Writers – fiction and non-fiction – are another source of inspiration; “I find myself returning to authors like Annie Dillard, Fredrick Buechner and even Lauren Winner. I like exploring the same terrain as Annie Dillard, whose books function on a lot of different levels; some people appreciate them for the craft, some love her interest in nature – and her unique way of engaging with the natural world – and some are very interested in what she’s exploring spiritually. That’s what I aspire to.”
Sometimes, in spite of a writer’s intent, multiple interpretations can be valid. “That’s the mystery of writing,” Detweiler agrees. “Sometimes listeners will teach us things about our songs. We love that back and forth conversation, and hopefully – because of the different levels – there isn’t just one right or wrong interpretation that neatly summarizes everything.”

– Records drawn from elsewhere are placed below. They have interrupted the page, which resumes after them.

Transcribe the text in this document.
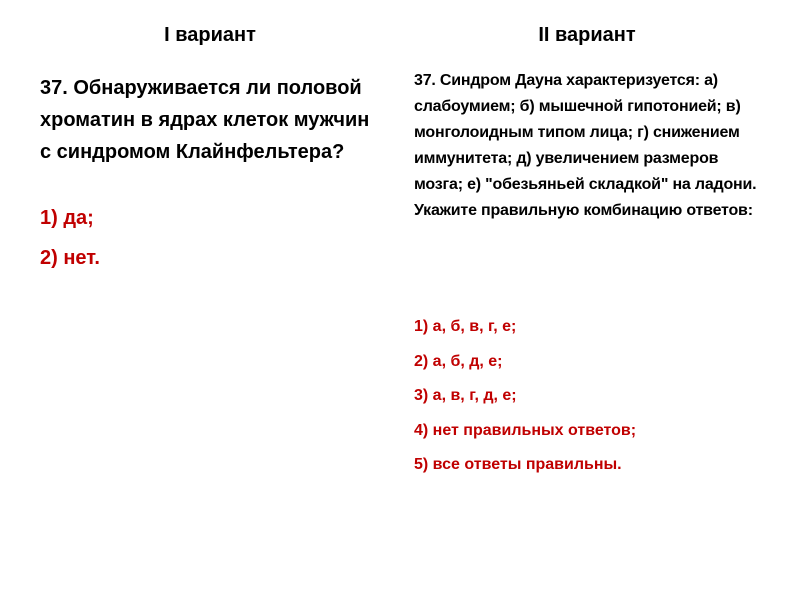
I вариант	II вариант
37. Обнаруживается ли половой хроматин в ядрах клеток мужчин с синдромом Клайнфельтера?
1) да;
2) нет.
37. Синдром Дауна характеризуется: а) слабоумием; б) мышечной гипотонией; в) монголоидным типом лица; г) снижением иммунитета; д) увеличением размеров мозга; е) "обезьяньей складкой" на ладони. Укажите правильную комбинацию ответов:
1) а, б, в, г, е;
2) а, б, д, е;
3) а, в, г, д, е;
4) нет правильных ответов;
5) все ответы правильны.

Another enigma is how the artist can at times appear far removed from the art. From Hank Williams to Townes Van Zandt, stories of lives lived in marked contrast to their own lyric are legendary. “I have friends that hung out with Townes quite a bit, and it was a wild ride,” Detweiler notes. “Apparently, he had a lot going on. But I don’t divide the world into the broken and the unbroken. I think we are all flawed, we all struggle at times.

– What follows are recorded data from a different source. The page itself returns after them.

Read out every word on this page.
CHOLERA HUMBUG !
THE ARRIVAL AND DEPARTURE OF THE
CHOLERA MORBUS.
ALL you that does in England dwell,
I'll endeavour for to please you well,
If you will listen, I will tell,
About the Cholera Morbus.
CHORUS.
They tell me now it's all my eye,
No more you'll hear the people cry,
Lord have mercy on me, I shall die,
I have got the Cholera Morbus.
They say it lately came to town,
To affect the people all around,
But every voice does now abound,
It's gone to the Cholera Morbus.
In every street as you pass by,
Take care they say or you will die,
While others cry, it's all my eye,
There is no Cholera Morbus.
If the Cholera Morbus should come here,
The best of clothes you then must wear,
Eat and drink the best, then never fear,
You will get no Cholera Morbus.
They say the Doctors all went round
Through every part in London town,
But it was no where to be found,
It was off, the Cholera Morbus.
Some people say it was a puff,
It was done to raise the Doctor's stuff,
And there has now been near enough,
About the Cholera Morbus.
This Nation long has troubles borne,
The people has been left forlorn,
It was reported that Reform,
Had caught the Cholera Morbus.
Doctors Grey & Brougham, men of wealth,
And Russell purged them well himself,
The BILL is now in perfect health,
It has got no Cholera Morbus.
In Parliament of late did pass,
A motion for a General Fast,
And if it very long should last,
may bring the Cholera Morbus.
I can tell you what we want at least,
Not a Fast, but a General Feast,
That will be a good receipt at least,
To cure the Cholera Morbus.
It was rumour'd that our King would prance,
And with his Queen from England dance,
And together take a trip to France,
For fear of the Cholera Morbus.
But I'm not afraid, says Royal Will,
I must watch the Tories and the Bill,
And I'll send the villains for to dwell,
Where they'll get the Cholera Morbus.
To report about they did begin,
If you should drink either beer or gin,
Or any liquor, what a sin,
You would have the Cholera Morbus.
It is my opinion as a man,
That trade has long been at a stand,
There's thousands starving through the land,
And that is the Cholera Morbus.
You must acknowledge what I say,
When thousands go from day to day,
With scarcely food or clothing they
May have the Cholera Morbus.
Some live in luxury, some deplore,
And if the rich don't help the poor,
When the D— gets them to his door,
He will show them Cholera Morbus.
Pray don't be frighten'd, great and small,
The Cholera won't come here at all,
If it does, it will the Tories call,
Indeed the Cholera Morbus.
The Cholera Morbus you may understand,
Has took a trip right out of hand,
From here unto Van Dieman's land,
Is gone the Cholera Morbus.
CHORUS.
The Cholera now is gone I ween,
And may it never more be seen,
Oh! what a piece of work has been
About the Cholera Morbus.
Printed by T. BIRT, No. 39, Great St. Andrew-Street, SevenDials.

“The film Amadeusreally explored that idea beautifully, as somebody very gifted being simultaneously flawed.” For instance, John Lennon; “All those amazing songs he wrote about love and unconditional love, and the power and freedom that’s connected to loving your neighbor well. And then you think of Lennon’s personal life, and the bitterness that he struggled with, and I realize that people like Townes and John Lennon aren’t necessarily writing a personal history of what is happening, they’re writing about what they are aspiring to. And I love that tension. I often write what I’m aspiring towards. That’s why anybody can hand something beautiful to the world. You don’t have to be all the way there, but if you can see it out in front – if you can tune into that vision or whatever – you can have something to say.”